その後ろ、レイスターが泥を跳ね上げながら追走する。洋芝の抵抗を磁気流体アクチュエーターが吸収し、推進力へ変える。滑るのではなく、地面を掴んで進む。
第四コーナー。函館の短い直線に入った瞬間、三頭が同時にリミッターを外した。
「あはは! これだよ、この重さ! ルナティック、全部飲み込んでやれッ!!」
大外から、亜紀子のゴールデンルナティックが爆発的な排気音と共に突っ込んでくる。
だが、その内側。
レイスターとレジーナの二頭が、宝塚記念とは違う動きをしていた。ぶつかり合うのではなく、互いの出す乱流を利用して加速の渦に変えている。身内の熱が、今は別の形で機能していた。
バリバリバリッ!!
函館のゴール板を、三頭の村上が他の全馬を五馬身以上突き放した状態で、ほぼ同時に駆け抜けた。
1着ノーブル・レジーナ、2着レイスター(ハナ差)、3着ゴールデンルナティック(半馬身)。

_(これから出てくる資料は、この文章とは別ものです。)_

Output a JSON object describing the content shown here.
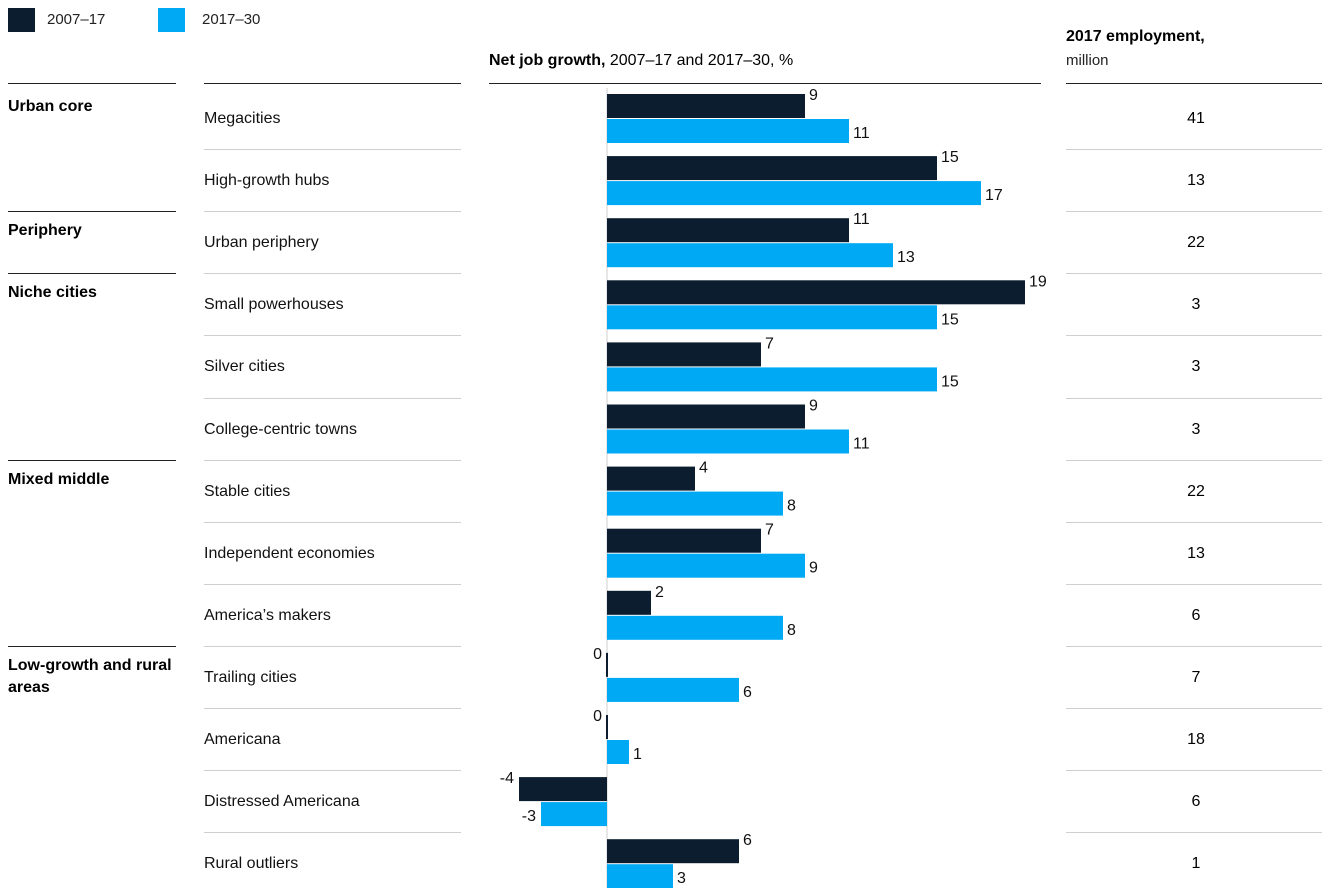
{
  "legend": [
    {
      "label": "2007–17",
      "color": "#0b1d2e"
    },
    {
      "label": "2017–30",
      "color": "#00a9f4"
    }
  ],
  "chart_header": {
    "bold": "Net job growth,",
    "rest": " 2007–17 and 2017–30, %"
  },
  "employment_header": {
    "bold": "2017 employment,",
    "unit": "million"
  },
  "groups": [
    {
      "label": "Urban core",
      "start_row": 0
    },
    {
      "label": "Periphery",
      "start_row": 2
    },
    {
      "label": "Niche cities",
      "start_row": 3
    },
    {
      "label": "Mixed middle",
      "start_row": 6
    },
    {
      "label": "Low-growth and rural areas",
      "start_row": 9
    }
  ],
  "chart_data": {
    "type": "bar",
    "orientation": "horizontal",
    "categories": [
      "Megacities",
      "High-growth hubs",
      "Urban periphery",
      "Small powerhouses",
      "Silver cities",
      "College-centric towns",
      "Stable cities",
      "Independent economies",
      "America’s makers",
      "Trailing cities",
      "Americana",
      "Distressed Americana",
      "Rural outliers"
    ],
    "series": [
      {
        "name": "2007–17",
        "color": "#0b1d2e",
        "values": [
          9,
          15,
          11,
          19,
          7,
          9,
          4,
          7,
          2,
          0,
          0,
          -4,
          6
        ]
      },
      {
        "name": "2017–30",
        "color": "#00a9f4",
        "values": [
          11,
          17,
          13,
          15,
          15,
          11,
          8,
          9,
          8,
          6,
          1,
          -3,
          3
        ]
      }
    ],
    "employment_2017": [
      "41",
      "13",
      "22",
      "3",
      "3",
      "3",
      "22",
      "13",
      "6",
      "7",
      "18",
      "6",
      "1"
    ],
    "title": "Net job growth, 2007–17 and 2017–30, %",
    "xlabel": "",
    "ylabel": "",
    "xlim": [
      -6,
      20
    ]
  }
}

タイムは、この重い芝ではあり得ないコースレコードだった。
義清は激しく振動するレジーナから降り立ち、震える手で泥だらけの装甲を撫でた。
「……姉さん。ようやく分かりました。海老原さんが見ていた、影の先の景色が」
麗は操縦席で汗を拭い、不敵に笑った。
「……ええ。これなら、秋の天皇賞も、財前も、全部あたしたちの泥で塗り潰せるわ」
レイスターが、低く電子音を鳴らした。